Danny Boyle lifts veil on upcoming 'trance'
Danny Boyle gave the South by Southwest (SXSW) festival a sneak preview of his new movie, a dark thriller in which the director says you won't know the good guy until the end of the story.
"Trance," which opens March 27 in Europe and next month in North America, stars James McAvoy, Rosario Dawson and Vincent Cassel in a tale that blends the world of fine art with criminal gangs and hypnotherapy.
In conversation with New York Times writer David Carr, the Oscar-winning director of "Slumdog Millionaire" said he recently noticed a common thread in his genre-jumping projects -- a character with incredible odds to overcome.
"The difference in this film is that you don't know which character it is," he said. "You don't know until the end."
Besides the trailer already up for viewing online, Boyle presented a harrowing segment, set at night on harbor docks, in which Cassel is trapped inside a car that McAvoy soaks with gasoline and then sets on fire.
Boyle, 56, affably dismissed suggestions he was spoiling the plot for the SXSW crowd, noting that "Trance" -- befitting of its title -- opens with "an amnesia effect" that should work on filmgoers.
"At first you're absolutely certain you should root for James McAvoy," said Boyle, whose other crowd-pleasing efforts include "Trainspotting, "127 Hours" and the opening ceremony of the 2012 London Olympic Games.
"But then it kind of shifts... and that's one of the appeals of the film."
Speaking to an audience filled with independent filmmakers with dreams of Hollywood success, Boyle said he has been blessed to work with major studios that give him a "cap" -- a spending limit -- but trust him with full creative control.
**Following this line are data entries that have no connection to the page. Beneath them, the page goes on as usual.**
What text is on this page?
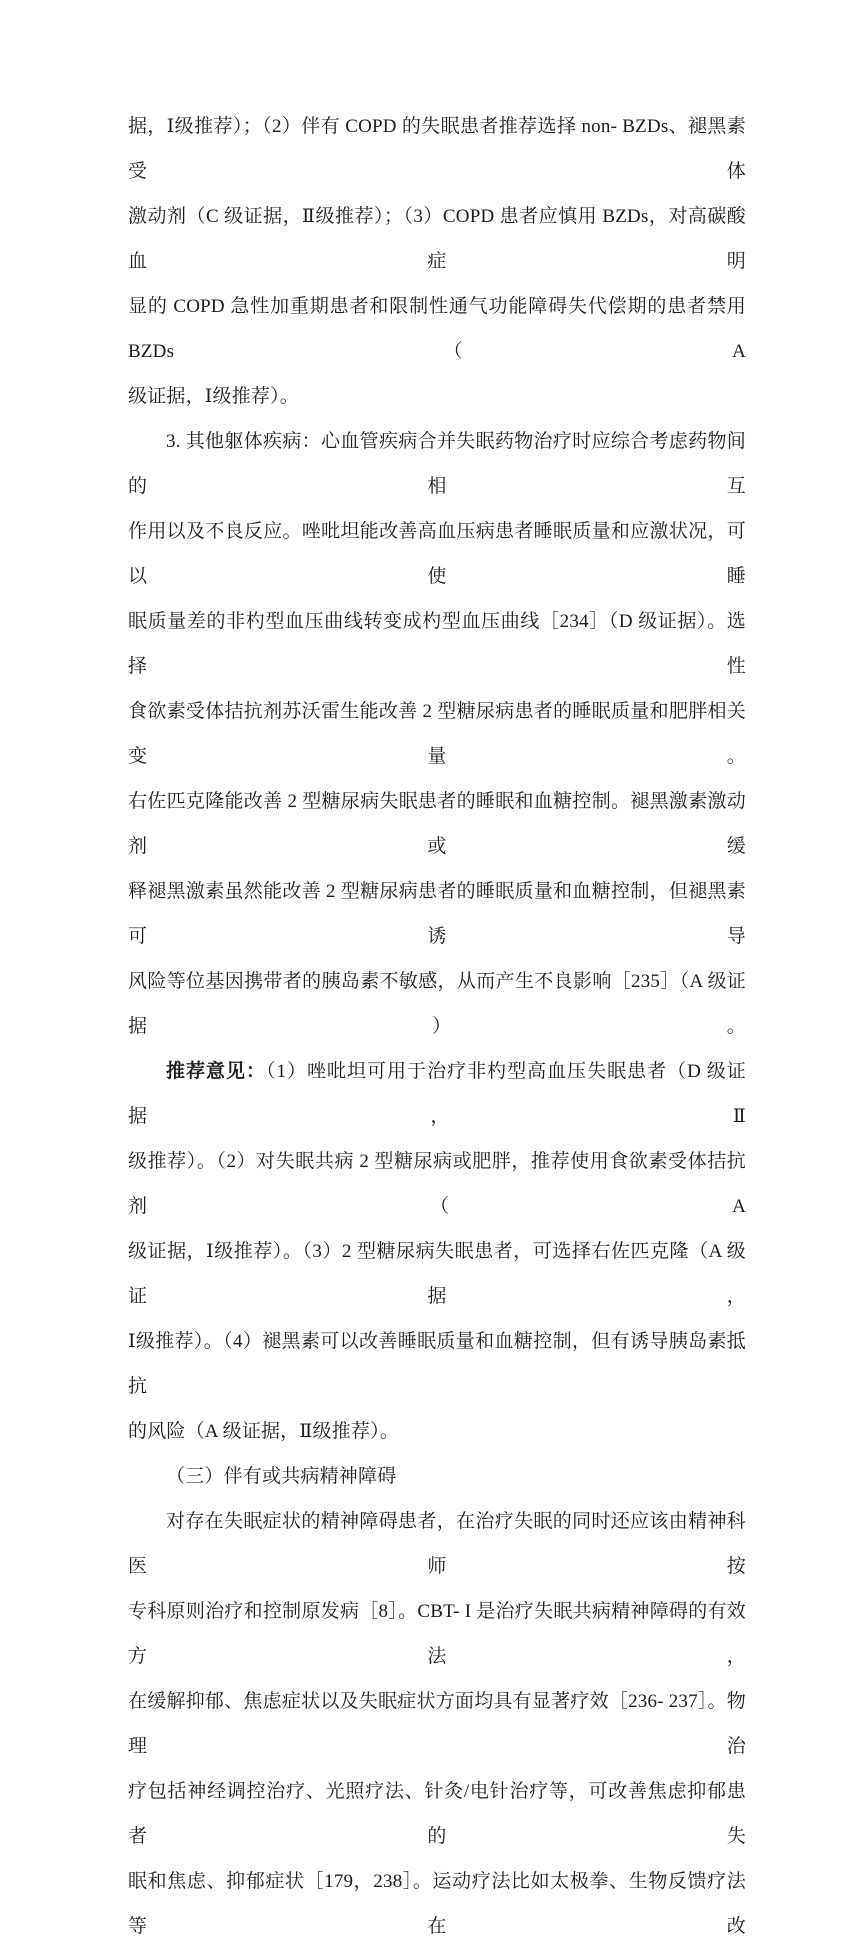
据，Ⅰ级推荐）；（2）伴有 COPD 的失眠患者推荐选择 non- BZDs、褪黑素受体
激动剂（C 级证据，Ⅱ级推荐）；（3）COPD 患者应慎用 BZDs，对高碳酸血症明
显的 COPD 急性加重期患者和限制性通气功能障碍失代偿期的患者禁用 BZDs（A
级证据，Ⅰ级推荐）。
3. 其他躯体疾病：心血管疾病合并失眠药物治疗时应综合考虑药物间的相互
作用以及不良反应。唑吡坦能改善高血压病患者睡眠质量和应激状况，可以使睡
眠质量差的非杓型血压曲线转变成杓型血压曲线［234］（D 级证据）。选择性
食欲素受体拮抗剂苏沃雷生能改善 2 型糖尿病患者的睡眠质量和肥胖相关变量。
右佐匹克隆能改善 2 型糖尿病失眠患者的睡眠和血糖控制。褪黑激素激动剂或缓
释褪黑激素虽然能改善 2 型糖尿病患者的睡眠质量和血糖控制，但褪黑素可诱导
风险等位基因携带者的胰岛素不敏感，从而产生不良影响［235］（A 级证据）。
推荐意见：（1）唑吡坦可用于治疗非杓型高血压失眠患者（D 级证据，Ⅱ
级推荐）。（2）对失眠共病 2 型糖尿病或肥胖，推荐使用食欲素受体拮抗剂（A
级证据，Ⅰ级推荐）。（3）2 型糖尿病失眠患者，可选择右佐匹克隆（A 级证据，
Ⅰ级推荐）。（4）褪黑素可以改善睡眠质量和血糖控制，但有诱导胰岛素抵抗
的风险（A 级证据，Ⅱ级推荐）。
（三）伴有或共病精神障碍
对存在失眠症状的精神障碍患者，在治疗失眠的同时还应该由精神科医师按
专科原则治疗和控制原发病［8］。CBT- I 是治疗失眠共病精神障碍的有效方法，
在缓解抑郁、焦虑症状以及失眠症状方面均具有显著疗效［236- 237］。物理治
疗包括神经调控治疗、光照疗法、针灸/电针治疗等，可改善焦虑抑郁患者的失
眠和焦虑、抑郁症状［179，238］。运动疗法比如太极拳、生物反馈疗法等在改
Joining Boyle on stage at SXSW was Rick Smith, his longtime soundtrack collaborator since "Trainspotting" in 1996, which prominently featured music from Smith's electronic dance music group Underworld.
Smith noted that Underworld was reluctant at first to contribute to "Trainspotting" after Boyle told him it was about a group of heroin addicts in a grim corner of Scotland's otherwise picturesque capital Edinburgh.
"Then Danny said, 'Come along and I'll show you 15 minutes,'" Smith recalled.
He then viewed a scene in which Ewan McGregor dives into a sordid toilet bowl then swims through tropical waters to recover some lost suppositories.
That same clip was screened at Saturday's discussion -- along with a segment from Boyle's 1994 directorial film debut "Shallow Grave" -- and Smith said he immediately saw humor, intelligence and compassion in the project.
"And at the end of the clip, it became the complete opposite: 'You can use anything of ours that you want in your film,'" the musician remembered telling Boyle.
Boyle, who grew up with late 1970s punk and then frequented raves in the 1990s, cited music as a powerful influence.
"I see my life in pop music... and you tell your stories through that prism," he said.